By using models of pancreatic cancer, the research focused on the very first stages of the disease, when a small number of cells gain a mutation in a gene called KRAS.
Dr Catherine Hogan, Cardiff University, said: “The most common form of pancreatic cancer is pancreatic ductal adenocarcinoma. Around 95% of all pancreatic ductal adenocarcinoma tumours carry KRAS mutations.
“Using mouse models of pancreatic cancer, we set out to ask whether cells carrying KRAS mutations are detected in healthy tissues and compete with normal neighbours to grow to form tumours .”
The research aimed to understand whether KRAS-mutated cells evade the normal protective mechanisms within the body, which remove cells with dangerous mutations from healthy tissues.
“We used genetic techniques to express the mutated form of the KRAS gene, KrasG12D, in cells in different parts of the pancreas and attached a fluorescent label to the mutated cells to track the cells over time.

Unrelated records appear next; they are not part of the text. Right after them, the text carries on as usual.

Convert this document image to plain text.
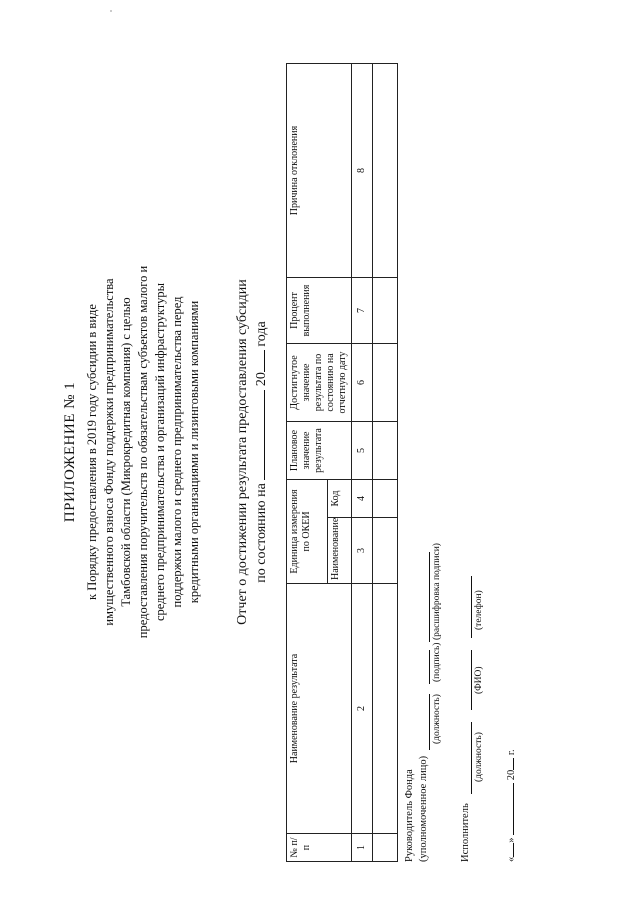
ПРИЛОЖЕНИЕ № 1 к Порядку предоставления в 2019 году субсидии в виде имущественного взноса Фонду поддержки предпринимательства Тамбовской области (Микрокредитная компания) с целью предоставления поручительств по обязательствам субъектов малого и среднего предпринимательства и организаций инфраструктуры поддержки малого и среднего предпринимательства перед кредитными организациями и лизинговыми компаниями Отчет о достижении результата предоставления субсидии по состоянию на  20 года
№ п/п	Наименование результата	Единица измерения по ОКЕИ		Плановое значение результата	Достигнутое значение результата по состоянию на отчетную дату	Процент выполнения	Причина отклонения
		Наименование	Код				
1	2	3	4	5	6	7	8

Руководитель Фонда (уполномоченное лицо)
(должность)
(подпись)
(расшифровка подписи)
Исполнитель
(должность)
(ФИО)
(телефон)
«»  20 г.
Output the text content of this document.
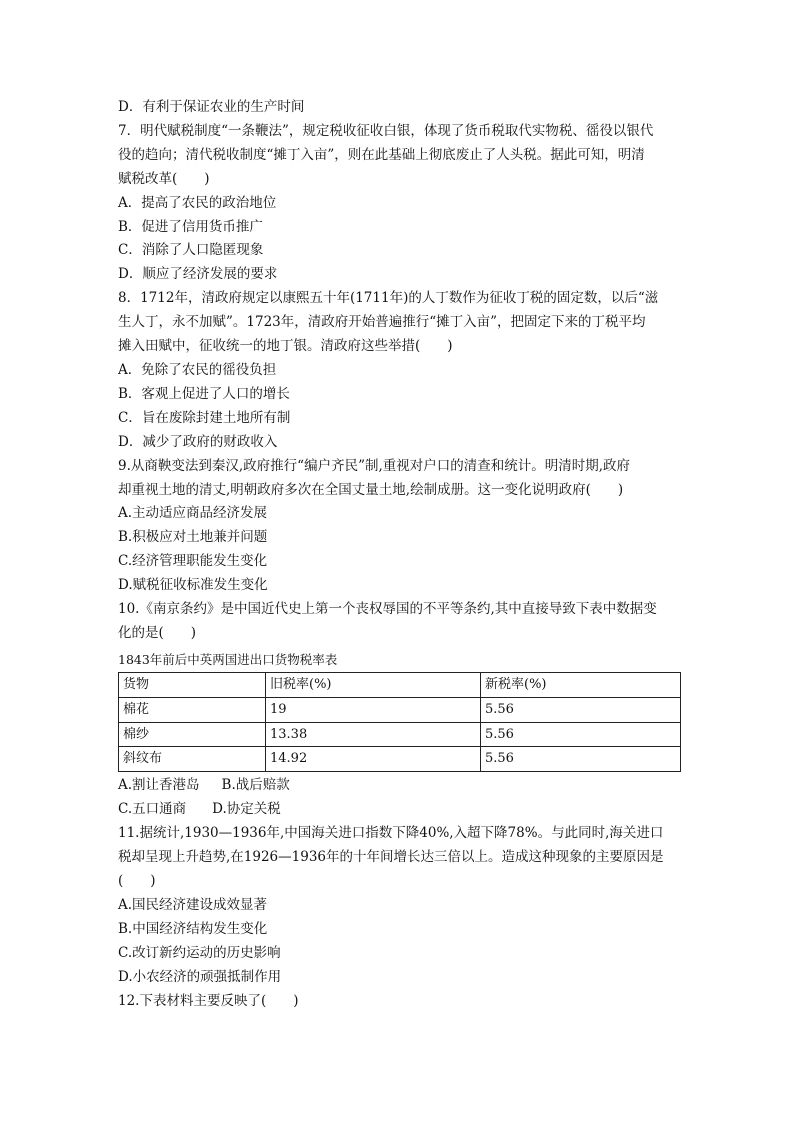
D．有利于保证农业的生产时间
7．明代赋税制度“一条鞭法”，规定税收征收白银，体现了货币税取代实物税、徭役以银代
役的趋向；清代税收制度“摊丁入亩”，则在此基础上彻底废止了人头税。据此可知，明清
赋税改革(　　)
A．提高了农民的政治地位
B．促进了信用货币推广
C．消除了人口隐匿现象
D．顺应了经济发展的要求
8．1712年，清政府规定以康熙五十年(1711年)的人丁数作为征收丁税的固定数，以后“滋
生人丁，永不加赋”。1723年，清政府开始普遍推行“摊丁入亩”，把固定下来的丁税平均
摊入田赋中，征收统一的地丁银。清政府这些举措(　　)
A．免除了农民的徭役负担
B．客观上促进了人口的增长
C．旨在废除封建土地所有制
D．减少了政府的财政收入
9.从商鞅变法到秦汉,政府推行“编户齐民”制,重视对户口的清查和统计。明清时期,政府
却重视土地的清丈,明朝政府多次在全国丈量土地,绘制成册。这一变化说明政府(　　)
A.主动适应商品经济发展
B.积极应对土地兼并问题
C.经济管理职能发生变化
D.赋税征收标准发生变化
10.《南京条约》是中国近代史上第一个丧权辱国的不平等条约,其中直接导致下表中数据变
化的是(　　)
1843年前后中英两国进出口货物税率表
货物	旧税率(%)	新税率(%)
棉花	19	5.56
棉纱	13.38	5.56
斜纹布	14.92	5.56
A.割让香港岛 B.战后赔款
C.五口通商 D.协定关税
11.据统计,1930—1936年,中国海关进口指数下降40%,入超下降78%。与此同时,海关进口
税却呈现上升趋势,在1926—1936年的十年间增长达三倍以上。造成这种现象的主要原因是
(　　)
A.国民经济建设成效显著
B.中国经济结构发生变化
C.改订新约运动的历史影响
D.小农经济的顽强抵制作用
12.下表材料主要反映了(　　)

“We found that the adult pancreatic tissues actively removed the KRAS mutated cells to prevent cancer development. However, we also found that if the cells are missing a cell-to-cell communication signal, called EphA2, then the KRAS mutated cells are not eliminated and can go on to grow and develop into early tumours.

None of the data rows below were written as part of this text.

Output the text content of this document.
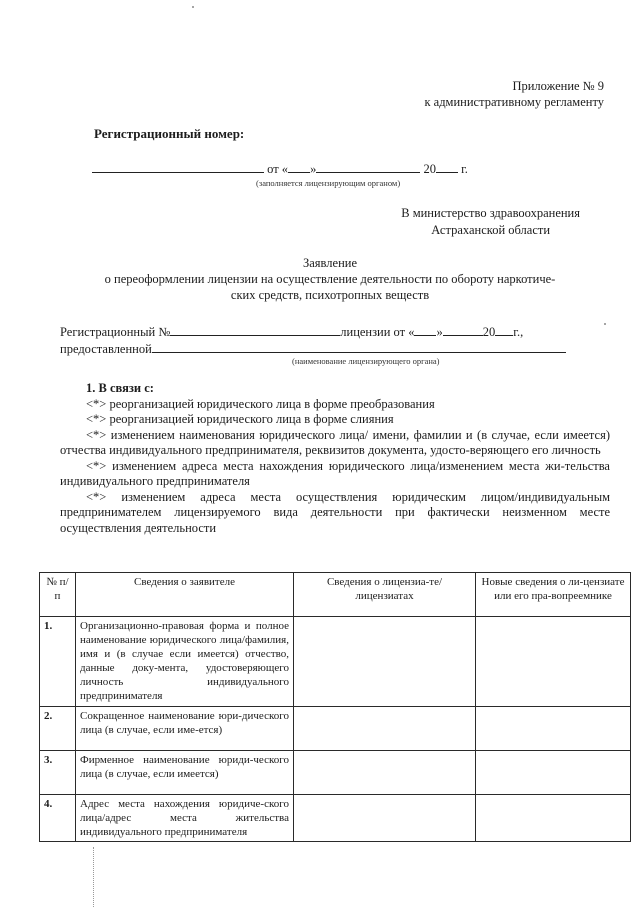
Приложение № 9
к административному регламенту
Регистрационный номер:
от « »	20 г.
(заполняется лицензирующим органом)
В министерство здравоохранения
Астраханской области
Заявление
о переоформлении лицензии на осуществление деятельности по обороту наркотиче-
ских средств, психотропных веществ
Регистрационный №	лицензии от « »	20 г.,
предоставленной
(наименование лицензирующего органа)
1. В связи с:
<*> реорганизацией юридического лица в форме преобразования
<*> реорганизацией юридического лица в форме слияния
<*> изменением наименования юридического лица/ имени, фамилии и (в случае, если имеется) отчества индивидуального предпринимателя, реквизитов документа, удосто-веряющего его личность
<*> изменением адреса места нахождения юридического лица/изменением места жи-тельства индивидуального предпринимателя
<*> изменением адреса места осуществления юридическим лицом/индивидуальным предпринимателем лицензируемого вида деятельности при фактически неизменном месте осуществления деятельности
№ п/п	Сведения о заявителе	Сведения о лицензиа-те/лицензиатах	Новые сведения о ли-цензиате или его пра-вопреемнике
1.	Организационно-правовая форма и полное наименование юридического лица/фамилия, имя и (в случае если имеется) отчество, данные доку-мента, удостоверяющего личность индивидуального предпринимателя		
2.	Сокращенное наименование юри-дического лица (в случае, если име-ется)		
3.	Фирменное наименование юриди-ческого лица (в случае, если имеется)		
4.	Адрес места нахождения юридиче-ского лица/адрес места жительства индивидуального предпринимателя		
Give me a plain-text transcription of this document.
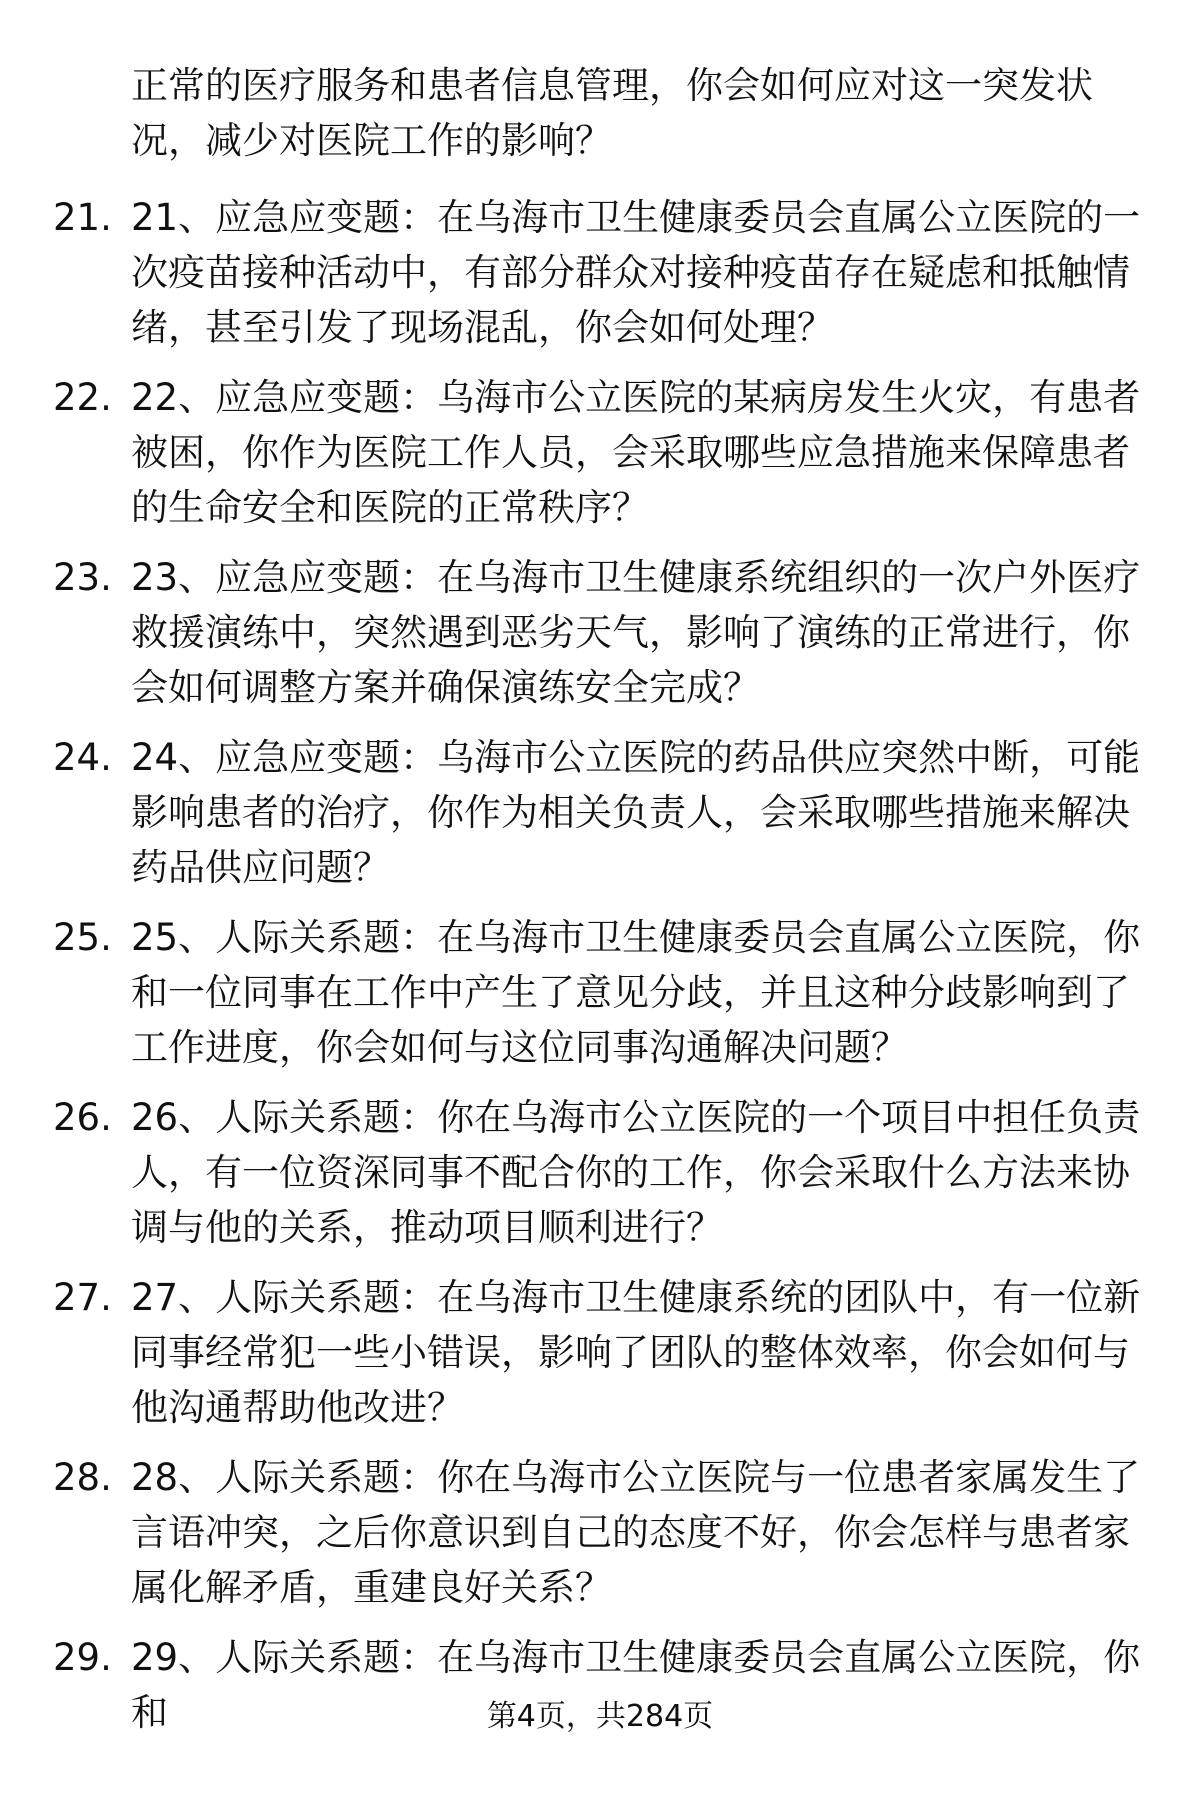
正常的医疗服务和患者信息管理，你会如何应对这一突发状况，减少对医院工作的影响？
21. 21、应急应变题：在乌海市卫生健康委员会直属公立医院的一次疫苗接种活动中，有部分群众对接种疫苗存在疑虑和抵触情绪，甚至引发了现场混乱，你会如何处理？
22. 22、应急应变题：乌海市公立医院的某病房发生火灾，有患者被困，你作为医院工作人员，会采取哪些应急措施来保障患者的生命安全和医院的正常秩序？
23. 23、应急应变题：在乌海市卫生健康系统组织的一次户外医疗救援演练中，突然遇到恶劣天气，影响了演练的正常进行，你会如何调整方案并确保演练安全完成？
24. 24、应急应变题：乌海市公立医院的药品供应突然中断，可能影响患者的治疗，你作为相关负责人，会采取哪些措施来解决药品供应问题？
25. 25、人际关系题：在乌海市卫生健康委员会直属公立医院，你和一位同事在工作中产生了意见分歧，并且这种分歧影响到了工作进度，你会如何与这位同事沟通解决问题？
26. 26、人际关系题：你在乌海市公立医院的一个项目中担任负责人，有一位资深同事不配合你的工作，你会采取什么方法来协调与他的关系，推动项目顺利进行？
27. 27、人际关系题：在乌海市卫生健康系统的团队中，有一位新同事经常犯一些小错误，影响了团队的整体效率，你会如何与他沟通帮助他改进？
28. 28、人际关系题：你在乌海市公立医院与一位患者家属发生了言语冲突，之后你意识到自己的态度不好，你会怎样与患者家属化解矛盾，重建良好关系？
29. 29、人际关系题：在乌海市卫生健康委员会直属公立医院，你和	第4页，共284页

“This study illustrates that KRAS mutated cells compete for survival in tissues, suggesting that mutant cells must be able to override competitive signals from normal cells in order to avoid detection and removal. How these mutant cells acquire this advantage remains unclear and is the current focus of our lab.
“Understanding how normal cells outcompete mutant cells may provide new ways to combat cancer. This new knowledge may lead to the development of new and improved early cancer detection strategies,” added Dr Hogan.